Don't Be Too Hasty Cont'd

I was doing some catching up on old Best of the Web columns tonight and saw this cogent piece by James Taranto. He makes a great point: why is it that, when some terrorist commits some atrocity, apologists for the terrorists invariably make excuses like "American imperialism triggered this incident", or "it's another incident in the cycle of violence". So, if that's the case, how come we never hear that an American (or Israeli for that matter) action or incident was "triggered by a terrorist provocation" or "it's just another incident in the cycle of violence"?

Here's Taranto's take from the June 21 Best of the Web:

Terrorist Eden
Horrific news out of Iraq, where two U.S. soldiers, Pfc. Kristian Menchaca and Thomas Tucker, were either killed or captured and later killed in an enemy attack Friday. Their bodies were found Monday, CNN reports, "mutilated and booby-trapped":

The bodies also had been desecrated and a visual identification was impossible--part of the reason DNA testing was being conducted to verify their identities, the sources said. . . .

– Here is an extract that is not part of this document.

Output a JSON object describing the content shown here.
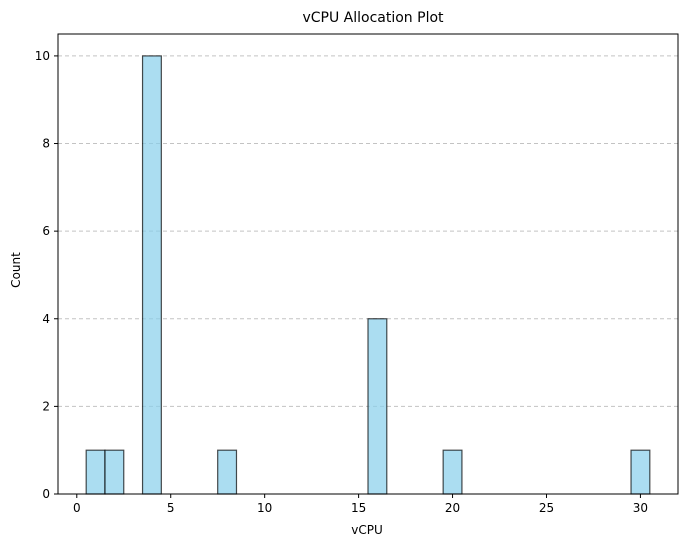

Not only were the bodies booby-trapped, but homemade bombs also lined the road leading to the victims, an apparent effort to complicate recovery efforts and target recovery teams, the sources said.

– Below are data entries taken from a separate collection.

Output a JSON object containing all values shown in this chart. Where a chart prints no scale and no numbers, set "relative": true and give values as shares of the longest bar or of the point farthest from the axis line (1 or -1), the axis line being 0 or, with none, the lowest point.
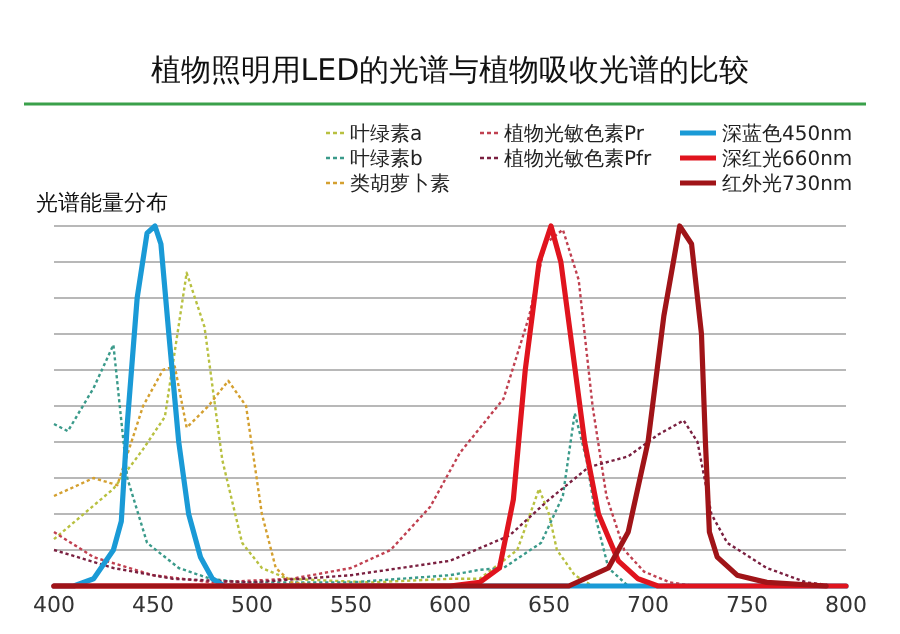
{
  "chart_data": {
    "type": "line",
    "title": "植物照明用LED的光谱与植物吸收光谱的比较",
    "ylabel": "光谱能量分布",
    "relative": true,
    "xlim": [
      400,
      800
    ],
    "xticks": [
      400,
      450,
      500,
      550,
      600,
      650,
      700,
      750,
      800
    ],
    "grid": "y",
    "legend": "top right",
    "series": [
      {
        "name": "叶绿素a",
        "color": "#b8c040",
        "line_style": "dotted",
        "x": [
          400,
          430,
          445,
          456,
          467,
          476,
          485,
          495,
          505,
          518,
          560,
          600,
          615,
          634,
          645,
          650,
          654,
          663,
          672,
          700
        ],
        "values": [
          0.13,
          0.27,
          0.38,
          0.47,
          0.87,
          0.72,
          0.35,
          0.12,
          0.05,
          0.02,
          0.01,
          0.02,
          0.02,
          0.1,
          0.27,
          0.2,
          0.1,
          0.03,
          0,
          0
        ]
      },
      {
        "name": "叶绿素b",
        "color": "#3a9a8a",
        "line_style": "dotted",
        "x": [
          400,
          407,
          420,
          430,
          437,
          447,
          463,
          479,
          495,
          550,
          600,
          615,
          627,
          646,
          657,
          663,
          669,
          674,
          680,
          690
        ],
        "values": [
          0.45,
          0.43,
          0.55,
          0.67,
          0.3,
          0.12,
          0.05,
          0.02,
          0.01,
          0.01,
          0.03,
          0.045,
          0.05,
          0.12,
          0.25,
          0.48,
          0.35,
          0.18,
          0.05,
          0
        ]
      },
      {
        "name": "类胡萝卜素",
        "color": "#d4a030",
        "line_style": "dotted",
        "x": [
          400,
          420,
          432,
          445,
          455,
          461,
          467,
          478,
          488,
          497,
          505,
          512,
          520,
          540
        ],
        "values": [
          0.25,
          0.3,
          0.28,
          0.5,
          0.6,
          0.61,
          0.44,
          0.5,
          0.57,
          0.5,
          0.2,
          0.05,
          0.01,
          0
        ]
      },
      {
        "name": "植物光敏色素Pr",
        "color": "#c04050",
        "line_style": "dotted",
        "x": [
          400,
          420,
          450,
          480,
          520,
          550,
          570,
          590,
          605,
          627,
          640,
          648,
          657,
          665,
          672,
          679,
          688,
          698,
          711,
          724
        ],
        "values": [
          0.15,
          0.08,
          0.03,
          0.01,
          0.02,
          0.05,
          0.1,
          0.22,
          0.37,
          0.52,
          0.75,
          0.95,
          0.99,
          0.85,
          0.5,
          0.25,
          0.1,
          0.04,
          0.01,
          0
        ]
      },
      {
        "name": "植物光敏色素Pfr",
        "color": "#7a2040",
        "line_style": "dotted",
        "x": [
          400,
          430,
          460,
          500,
          550,
          600,
          630,
          650,
          670,
          690,
          705,
          718,
          725,
          732,
          740,
          760,
          780,
          795
        ],
        "values": [
          0.1,
          0.05,
          0.02,
          0.01,
          0.03,
          0.07,
          0.14,
          0.24,
          0.33,
          0.36,
          0.42,
          0.46,
          0.4,
          0.2,
          0.12,
          0.05,
          0.01,
          0
        ]
      },
      {
        "name": "深蓝色450nm",
        "color": "#1a9ad6",
        "line_style": "solid",
        "x": [
          400,
          410,
          420,
          430,
          434,
          437,
          442,
          447,
          451,
          454,
          458,
          463,
          468,
          474,
          480,
          486,
          800
        ],
        "values": [
          0,
          0,
          0.02,
          0.1,
          0.18,
          0.45,
          0.8,
          0.98,
          1.0,
          0.95,
          0.7,
          0.4,
          0.2,
          0.08,
          0.02,
          0,
          0
        ]
      },
      {
        "name": "深红光660nm",
        "color": "#e0141e",
        "line_style": "solid",
        "x": [
          400,
          600,
          615,
          625,
          632,
          638,
          645,
          651,
          656,
          662,
          668,
          675,
          685,
          695,
          705,
          800
        ],
        "values": [
          0,
          0,
          0.01,
          0.05,
          0.24,
          0.6,
          0.9,
          1.0,
          0.9,
          0.65,
          0.4,
          0.2,
          0.07,
          0.02,
          0,
          0
        ]
      },
      {
        "name": "红外光730nm",
        "color": "#a01418",
        "line_style": "solid",
        "x": [
          400,
          660,
          680,
          690,
          700,
          708,
          716,
          722,
          727,
          729,
          731,
          735,
          745,
          760,
          790
        ],
        "values": [
          0,
          0,
          0.05,
          0.15,
          0.4,
          0.75,
          1.0,
          0.95,
          0.7,
          0.4,
          0.15,
          0.08,
          0.03,
          0.01,
          0
        ]
      }
    ]
  }
}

To most of us, this is a reminder of the depravity of our enemies. But blogress Jeralyn Merritt sees it as a reminder of America's sins:

Violence begets violence. Inhumanity and cruelty bring more of the same. The whole world is watching and we don't have the right to claim the moral high ground so long as those responsible for the abuses at Guantanamo and detention facilities in Iraq and Afghanistan go unpunished, the policies stand uncorrected and the Pentagon continues to prevent the media from learning the facts first-hand.

The always excitable Andrew Sullivan similarly laments "the cycle of depravity and defeat."

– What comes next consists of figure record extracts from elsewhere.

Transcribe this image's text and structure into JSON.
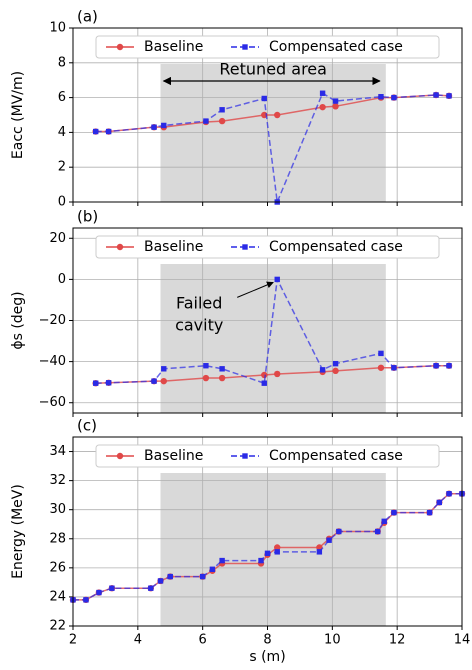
{
  "chart_data": [
    {
      "type": "line",
      "label": "(a)",
      "ylabel": "Eacc (MV/m)",
      "x": [
        2.7,
        3.1,
        4.5,
        4.8,
        6.1,
        6.6,
        7.9,
        8.3,
        9.7,
        10.1,
        11.5,
        11.9,
        13.2,
        13.6
      ],
      "series": [
        {
          "name": "Baseline",
          "color": "#e04848",
          "values": [
            4.05,
            4.05,
            4.3,
            4.3,
            4.6,
            4.65,
            5.0,
            5.0,
            5.45,
            5.5,
            6.0,
            6.0,
            6.15,
            6.1
          ]
        },
        {
          "name": "Compensated case",
          "color": "#2a2ae6",
          "values": [
            4.05,
            4.05,
            4.3,
            4.4,
            4.65,
            5.3,
            5.95,
            0,
            6.25,
            5.8,
            6.05,
            6.0,
            6.15,
            6.1
          ]
        }
      ],
      "xlim": [
        2,
        14
      ],
      "xticks": [
        2,
        4,
        6,
        8,
        10,
        12,
        14
      ],
      "ylim": [
        0,
        10
      ],
      "yticks": [
        0,
        2,
        4,
        6,
        8,
        10
      ],
      "shaded_region": [
        4.7,
        11.65
      ],
      "annotation": "Retuned area",
      "grid": true,
      "legend": "upper center"
    },
    {
      "type": "line",
      "label": "(b)",
      "ylabel": "ϕs (deg)",
      "x": [
        2.7,
        3.1,
        4.5,
        4.8,
        6.1,
        6.6,
        7.9,
        8.3,
        9.7,
        10.1,
        11.5,
        11.9,
        13.2,
        13.6
      ],
      "series": [
        {
          "name": "Baseline",
          "color": "#e04848",
          "values": [
            -50.5,
            -50.3,
            -49.5,
            -49.5,
            -48,
            -48,
            -46.5,
            -46,
            -45,
            -44.5,
            -43,
            -43,
            -42,
            -42
          ]
        },
        {
          "name": "Compensated case",
          "color": "#2a2ae6",
          "values": [
            -50.5,
            -50.3,
            -49.5,
            -43.5,
            -42,
            -43.5,
            -50.5,
            0,
            -44,
            -41,
            -36,
            -43,
            -42,
            -42
          ]
        }
      ],
      "xlim": [
        2,
        14
      ],
      "xticks": [
        2,
        4,
        6,
        8,
        10,
        12,
        14
      ],
      "ylim": [
        -65,
        25
      ],
      "yticks": [
        {
          "value": -60,
          "label": "−60"
        },
        {
          "value": -40,
          "label": "−40"
        },
        {
          "value": -20,
          "label": "−20"
        },
        0,
        20
      ],
      "shaded_region": [
        4.7,
        11.65
      ],
      "annotation": "Failed\ncavity",
      "grid": true,
      "legend": "upper center"
    },
    {
      "type": "line",
      "label": "(c)",
      "ylabel": "Energy (MeV)",
      "xlabel": "s (m)",
      "x": [
        2,
        2.4,
        2.8,
        3.2,
        4.4,
        4.7,
        5.0,
        6.0,
        6.3,
        6.6,
        7.8,
        8.0,
        8.3,
        9.6,
        9.9,
        10.2,
        11.4,
        11.6,
        11.9,
        13.0,
        13.3,
        13.6,
        14
      ],
      "series": [
        {
          "name": "Baseline",
          "color": "#e04848",
          "values": [
            23.8,
            23.8,
            24.3,
            24.6,
            24.6,
            25.1,
            25.4,
            25.4,
            25.8,
            26.3,
            26.3,
            26.9,
            27.4,
            27.4,
            28.0,
            28.5,
            28.5,
            29.1,
            29.8,
            29.8,
            30.5,
            31.1,
            31.1
          ]
        },
        {
          "name": "Compensated case",
          "color": "#2a2ae6",
          "values": [
            23.8,
            23.8,
            24.3,
            24.6,
            24.6,
            25.1,
            25.4,
            25.4,
            25.9,
            26.5,
            26.5,
            27.0,
            27.1,
            27.1,
            27.9,
            28.5,
            28.5,
            29.2,
            29.8,
            29.8,
            30.5,
            31.1,
            31.1
          ]
        }
      ],
      "xlim": [
        2,
        14
      ],
      "xticks": [
        2,
        4,
        6,
        8,
        10,
        12,
        14
      ],
      "ylim": [
        22,
        35
      ],
      "yticks": [
        22,
        24,
        26,
        28,
        30,
        32,
        34
      ],
      "shaded_region": [
        4.7,
        11.65
      ],
      "grid": true,
      "legend": "upper center"
    }
  ]
}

This rhetoric about "cycles" appears to reflect a theory of moral equivalence, but in fact it is something else. After all, if the two sides were morally equivalent, one could apply this reasoning in reverse--excusing, for example, the alleged massacre at Haditha on the ground that it was "provoked" by a bombing that killed a U.S. serviceman--and hey, violence begets violence.

But America's critics never make this argument, and its defenders seldom do. That is because it is understood that America knows better. If it is true that U.S. Marines murdered civilians in cold blood at Haditha, the other side's brutality does not excuse it. Only the enemy's evil acts are thought to be explained away by ours.

Implicit in the "cycle" theory, then, is the premise that the enemy is innocent--not in the sense of having done nothing wrong, but in the sense of not knowing any better. The enemy lacks the knowledge of good and evil--or, to put it in theological terms, he is free of original sin.

America ought to hold itself to a high moral standard, of course, but blaming the other side's depraved acts on our own (real and imagined) moral imperfections is a dangerous form of vanity.